Widespread educator complaints about the textbooks also increased in the 1960s. William K. Stevens, who wrote a three-part series on the textbooks for the Norfolk Virginian-Pilot in 1965, reported that “a sizeable body of Virginia educators” believed that the books were “out-and-out propaganda.” John Klousia, director of instruction for Norfolk city schools, said the seventh-grade textbook “glorifies a past that never was,” and Franklin Kingdon, the general supervisor for the Chesapeake school district, noted that even white teachers “Virginia-born, Virginia bred and who when they die’ll be Virginia-dead, have found certain passages objectionable” (“Textbooks on Va. Criticized,” Virginian-Pilot, October 26, 1965). The editorial page of the Virginian-Pilot called for a textbook development process free from political influence.
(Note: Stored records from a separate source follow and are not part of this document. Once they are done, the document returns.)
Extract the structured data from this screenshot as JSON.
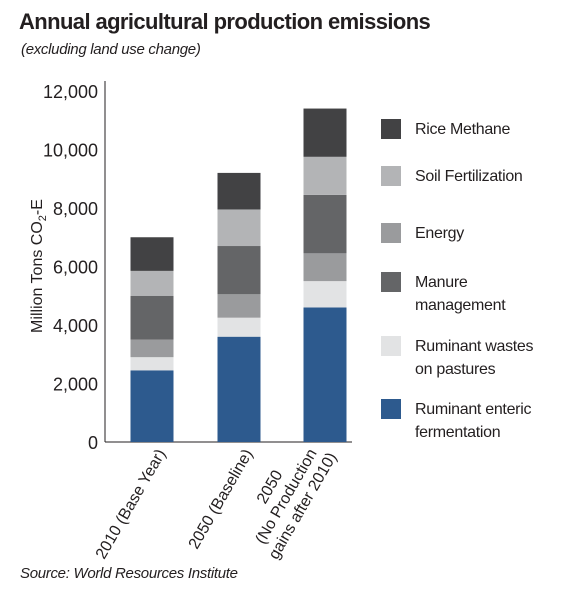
{
  "header": {
    "title": "Annual agricultural production emissions",
    "subtitle": "(excluding land use change)"
  },
  "footer": {
    "source": "Source: World Resources Institute"
  },
  "chart_data": {
    "type": "bar",
    "stacked": true,
    "title": "Annual agricultural production emissions",
    "subtitle": "(excluding land use change)",
    "xlabel": "",
    "ylabel": "Million Tons CO₂-E",
    "ylim": [
      0,
      12000
    ],
    "yticks": [
      0,
      2000,
      4000,
      6000,
      8000,
      10000,
      12000
    ],
    "ytick_labels": [
      "0",
      "2,000",
      "4,000",
      "6,000",
      "8,000",
      "10,000",
      "12,000"
    ],
    "grid": false,
    "legend_position": "right",
    "categories": [
      "2010 (Base Year)",
      "2050 (Baseline)",
      "2050 (No Production gains after 2010)"
    ],
    "category_lines": [
      [
        "2010 (Base Year)"
      ],
      [
        "2050 (Baseline)"
      ],
      [
        "2050",
        "(No Production",
        "gains after 2010)"
      ]
    ],
    "series": [
      {
        "name": "Ruminant enteric fermentation",
        "color": "#2d5a8e",
        "values": [
          2450,
          3600,
          4600
        ]
      },
      {
        "name": "Ruminant wastes on pastures",
        "color": "#e2e3e4",
        "values": [
          450,
          650,
          900
        ]
      },
      {
        "name": "Energy",
        "color": "#9a9b9d",
        "values": [
          600,
          800,
          950
        ]
      },
      {
        "name": "Manure management",
        "color": "#646567",
        "values": [
          1500,
          1650,
          2000
        ]
      },
      {
        "name": "Soil Fertilization",
        "color": "#b3b4b6",
        "values": [
          850,
          1250,
          1300
        ]
      },
      {
        "name": "Rice Methane",
        "color": "#424244",
        "values": [
          1150,
          1250,
          1650
        ]
      }
    ]
  },
  "legend": [
    {
      "label_lines": [
        "Rice Methane"
      ],
      "color": "#424244"
    },
    {
      "label_lines": [
        "Soil Fertilization"
      ],
      "color": "#b3b4b6"
    },
    {
      "label_lines": [
        "Energy"
      ],
      "color": "#9a9b9d"
    },
    {
      "label_lines": [
        "Manure",
        "management"
      ],
      "color": "#646567"
    },
    {
      "label_lines": [
        "Ruminant wastes",
        "on pastures"
      ],
      "color": "#e2e3e4"
    },
    {
      "label_lines": [
        "Ruminant enteric",
        "fermentation"
      ],
      "color": "#2d5a8e"
    }
  ]
}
That year and the next, in anticipation of the upcoming Virginia Board of Education decision on future textbook adoptions, the Virginia Council on Human Relations and the Southern Regional Council, two civil rights organizations, campaigned to eradicate what they referred to as “southern-version history textbooks.” The groups mailed pamphlets and brochures to educators and administrators throughout Virginia protesting the books. Despite growing opposition, in 1966 the Board of Education extended the use of the books for another six-year period.
Lewis F. Powell, Jr., a supreme court justice appointed by President Richard Nixon in 1971, served on the State Board of Education from 1961 to 1969. In a 1968 speech, Powell suggested why the board approved continued usage of the books, even as he acknowledged that “past grave injustices have been imposed upon minorities.” Powell was disturbed by the direct-action phase of the civil rights movement. “Sit-ins on public and private property are not legitimate means of protest,” he said. Powell defended the textbooks as “the best available at the time” and “excellent in most respects.” If anything, he said the problem with the books was not their racism or factual inaccuracies but that they did not stress the importance of “due process of law” and the “rule of law.” However, Powell did call for the creation of a biracial committee to determine new “textual materials.”
In 1967, the VTA merged with the formerly all-white Virginia Education Association, which called for the removal of all three textbooks. Teachers responding to a 1969 survey singled out Virginia’s textbooks as a major “weakness,” with one, according to the March 1970 Virginia Council for the Social Studies Newsletter, calling the eleventh-grade text “a joke.”
Following increasing Black electoral power with the passage of the Voting Rights Act of 1965, 1970 was a watershed year in Virginia politics. A liberal Republican gubernatorial candidate, Linwood Holton, ended conservative Democratic political dominance in the state. After he took office, he enrolled his white children in formerly all-Black schools. In 1972, the Virginia Board of Education voted unanimously to drop the textbooks following a study that found the state’s textbooks painted a “rosy picture of slavery.” The state, however, would not adopt new textbooks that provided a realistic assessment of slavery and the Civil War, including historical Black figures like Harriet Tubman, and a positive view of Reconstruction and the civil rights movement until 1980. Well into the 1970s, parents complained that their children came home with the old textbooks.